Ardımızda bir insan halkı, iki elf ve bir Daffodil bırakarak -o bambaşka bir varlık benim için- Erebor'a doğru yola çıktık Gandalf ile. Artık cüceleri görmek istiyordum. Yeterince yol kat etmiştik ve hala yolumuzun olması artık sonsuzluğa doğru sürüklendiğim hissi yaratıyordu. Baştaki enerjim git gide düşüyor, hava gittikçe kararıyordu.

"İyi bir haberim var." dedi Gandalf, küçük bir ağaç boşluğunu kontrol ederken. "Bu, yolda geçen son gecemiz olacak." Bu, sonunda Erebor'a vardığımız anlamına geliyordu. "Ah!" diye iç geçirdim. "Bu yollar için başka bir çözüm bulamaz mıyız?" Gandalf gülümsedi fakat ben gayet ciddiydim. "Ejderhalara binmeye ne dersin?" dedi dalga geçerek.
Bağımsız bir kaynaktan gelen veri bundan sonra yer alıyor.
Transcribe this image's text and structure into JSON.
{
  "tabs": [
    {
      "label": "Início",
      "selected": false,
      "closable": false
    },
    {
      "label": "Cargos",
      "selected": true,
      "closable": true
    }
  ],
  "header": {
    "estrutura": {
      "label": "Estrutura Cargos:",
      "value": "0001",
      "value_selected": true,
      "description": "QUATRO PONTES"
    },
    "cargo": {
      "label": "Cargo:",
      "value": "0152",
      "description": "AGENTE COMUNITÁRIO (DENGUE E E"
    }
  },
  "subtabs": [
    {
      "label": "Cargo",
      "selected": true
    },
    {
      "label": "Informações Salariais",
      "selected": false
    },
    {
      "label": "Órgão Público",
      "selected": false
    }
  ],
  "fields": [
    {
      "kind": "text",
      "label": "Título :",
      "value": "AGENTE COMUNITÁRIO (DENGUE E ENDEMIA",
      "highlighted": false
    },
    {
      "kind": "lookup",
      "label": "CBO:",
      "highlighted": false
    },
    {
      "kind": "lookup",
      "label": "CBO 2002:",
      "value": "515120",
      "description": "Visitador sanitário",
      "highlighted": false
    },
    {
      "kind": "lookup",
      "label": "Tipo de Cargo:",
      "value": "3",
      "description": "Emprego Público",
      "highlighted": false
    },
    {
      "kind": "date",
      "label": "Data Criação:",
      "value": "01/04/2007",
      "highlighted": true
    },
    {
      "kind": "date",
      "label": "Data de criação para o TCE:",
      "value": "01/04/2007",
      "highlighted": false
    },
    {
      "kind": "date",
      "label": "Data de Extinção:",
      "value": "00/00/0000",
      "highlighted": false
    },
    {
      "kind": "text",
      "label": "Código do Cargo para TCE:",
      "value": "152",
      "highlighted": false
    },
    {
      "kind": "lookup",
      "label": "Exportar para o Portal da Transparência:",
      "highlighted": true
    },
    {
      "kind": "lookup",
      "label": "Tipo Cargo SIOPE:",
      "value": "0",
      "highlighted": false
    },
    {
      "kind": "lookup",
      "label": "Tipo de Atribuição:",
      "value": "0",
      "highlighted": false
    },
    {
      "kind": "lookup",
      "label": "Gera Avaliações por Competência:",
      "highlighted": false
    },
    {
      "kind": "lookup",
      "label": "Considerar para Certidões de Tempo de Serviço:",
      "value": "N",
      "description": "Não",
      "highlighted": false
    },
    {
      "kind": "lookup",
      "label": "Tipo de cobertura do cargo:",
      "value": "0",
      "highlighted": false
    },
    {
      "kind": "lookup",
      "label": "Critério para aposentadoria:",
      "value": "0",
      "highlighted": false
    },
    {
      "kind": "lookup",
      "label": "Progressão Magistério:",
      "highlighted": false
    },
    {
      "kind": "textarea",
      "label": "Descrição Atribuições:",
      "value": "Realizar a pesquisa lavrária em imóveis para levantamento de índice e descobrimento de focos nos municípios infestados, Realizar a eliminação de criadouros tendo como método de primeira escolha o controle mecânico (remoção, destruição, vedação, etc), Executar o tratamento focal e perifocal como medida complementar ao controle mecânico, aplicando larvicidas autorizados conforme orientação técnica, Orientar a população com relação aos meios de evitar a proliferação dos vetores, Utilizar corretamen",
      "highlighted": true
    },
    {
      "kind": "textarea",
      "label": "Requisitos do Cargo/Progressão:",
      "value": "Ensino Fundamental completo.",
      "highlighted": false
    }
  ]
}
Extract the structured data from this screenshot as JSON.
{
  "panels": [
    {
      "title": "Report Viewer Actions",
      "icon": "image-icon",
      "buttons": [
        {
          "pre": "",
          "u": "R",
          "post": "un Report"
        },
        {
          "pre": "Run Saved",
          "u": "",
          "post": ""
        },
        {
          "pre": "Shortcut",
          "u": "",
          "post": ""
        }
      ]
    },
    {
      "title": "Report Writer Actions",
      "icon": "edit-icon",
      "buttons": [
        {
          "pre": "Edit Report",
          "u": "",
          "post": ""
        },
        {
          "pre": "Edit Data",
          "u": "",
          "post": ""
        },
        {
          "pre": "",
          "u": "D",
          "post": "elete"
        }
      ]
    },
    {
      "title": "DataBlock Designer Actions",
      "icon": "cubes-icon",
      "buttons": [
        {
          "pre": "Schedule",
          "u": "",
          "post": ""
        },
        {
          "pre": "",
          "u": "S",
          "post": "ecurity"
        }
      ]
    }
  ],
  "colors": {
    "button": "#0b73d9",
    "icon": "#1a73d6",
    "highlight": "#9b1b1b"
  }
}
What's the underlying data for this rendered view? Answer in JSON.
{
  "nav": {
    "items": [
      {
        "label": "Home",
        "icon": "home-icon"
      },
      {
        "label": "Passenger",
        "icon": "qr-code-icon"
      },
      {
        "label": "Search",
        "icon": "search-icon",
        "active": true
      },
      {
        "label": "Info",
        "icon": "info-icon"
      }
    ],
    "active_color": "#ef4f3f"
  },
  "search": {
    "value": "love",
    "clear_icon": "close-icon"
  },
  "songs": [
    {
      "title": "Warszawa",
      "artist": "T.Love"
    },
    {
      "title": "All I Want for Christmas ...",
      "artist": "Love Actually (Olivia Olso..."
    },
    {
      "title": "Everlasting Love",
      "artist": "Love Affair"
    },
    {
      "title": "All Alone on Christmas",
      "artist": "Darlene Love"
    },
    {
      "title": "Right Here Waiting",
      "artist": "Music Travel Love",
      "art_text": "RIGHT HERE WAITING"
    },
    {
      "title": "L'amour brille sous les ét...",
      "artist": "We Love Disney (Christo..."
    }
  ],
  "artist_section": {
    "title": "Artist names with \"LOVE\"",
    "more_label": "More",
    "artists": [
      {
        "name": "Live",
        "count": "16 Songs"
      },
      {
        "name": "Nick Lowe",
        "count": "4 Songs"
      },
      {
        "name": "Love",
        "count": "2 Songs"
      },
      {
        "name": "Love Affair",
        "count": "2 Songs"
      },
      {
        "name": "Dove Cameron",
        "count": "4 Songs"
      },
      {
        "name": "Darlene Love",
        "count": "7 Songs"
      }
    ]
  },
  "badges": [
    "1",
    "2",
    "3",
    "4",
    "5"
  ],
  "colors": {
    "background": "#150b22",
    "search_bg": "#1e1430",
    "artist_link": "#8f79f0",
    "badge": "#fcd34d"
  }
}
Gülümsedim ve yanına oturdum. "Sence cüceler şimdi ne yapıyordur?"  Gandalf piposundan derin bir nefes çekti. Ciğerlerine dolan dumanı havaya geri verirken yüzünü kaygıyla bana çevirdi. "Bu gece." dedi gözlerini aya çevirirken. "Bu gece dağa giremezlerse bir yıl boyunca asla giremezler. Yani bu gece girerlerse şanslıyız. Aynı zamanda şanssız." Endişeyle Gandalf'ın yüzüne baktım. "Thorin hastalığa yakalanırsa bu, felaket olur." Gözlerimi kapattım. "Biliyorum..."

Gandalf, yanımıza yaklaşan Owein'den gözlerini ayırmadan konuştu: "Hayvanlarla iyi anlaşıyorsun." Gülümsedim. "O bir derideğiştiren. Yani tam olarak hayvan sayılmaz." Gandalf, kaşlarını gözlerine indirip düşünmeye başladı. "Beorn'u hatırlarsan, pek dost canlısı değildi." Haklısın... Onu hiç düşünmemiştim. "Evet ama... Her derideğiştiren aynı olacak diye bir şey yok." dedim kuşkuyla. "Bir aslan gördüğün zaman ondan kaçarsın." diye yanıtladı Gandalf. "Yoksa aslanın yemi olursun. Bu, evrenin bir kanunudur. Beorn ayı suretine bürünmüşken, gerçekten bir ayıdır." Kafamı salladım. Ne demek istediğinden emin olmak istiyordum. "Yani, ne demeye çalışıyorsun?" diye sordum. "Hiç." dedi Gandalf. "Bu olaydan kesin olan hiçbir şey çıkaramayız. Ama çıkaracak olursak da bu, hayvanlarla özel bir bağın olduğu anlamına gelir."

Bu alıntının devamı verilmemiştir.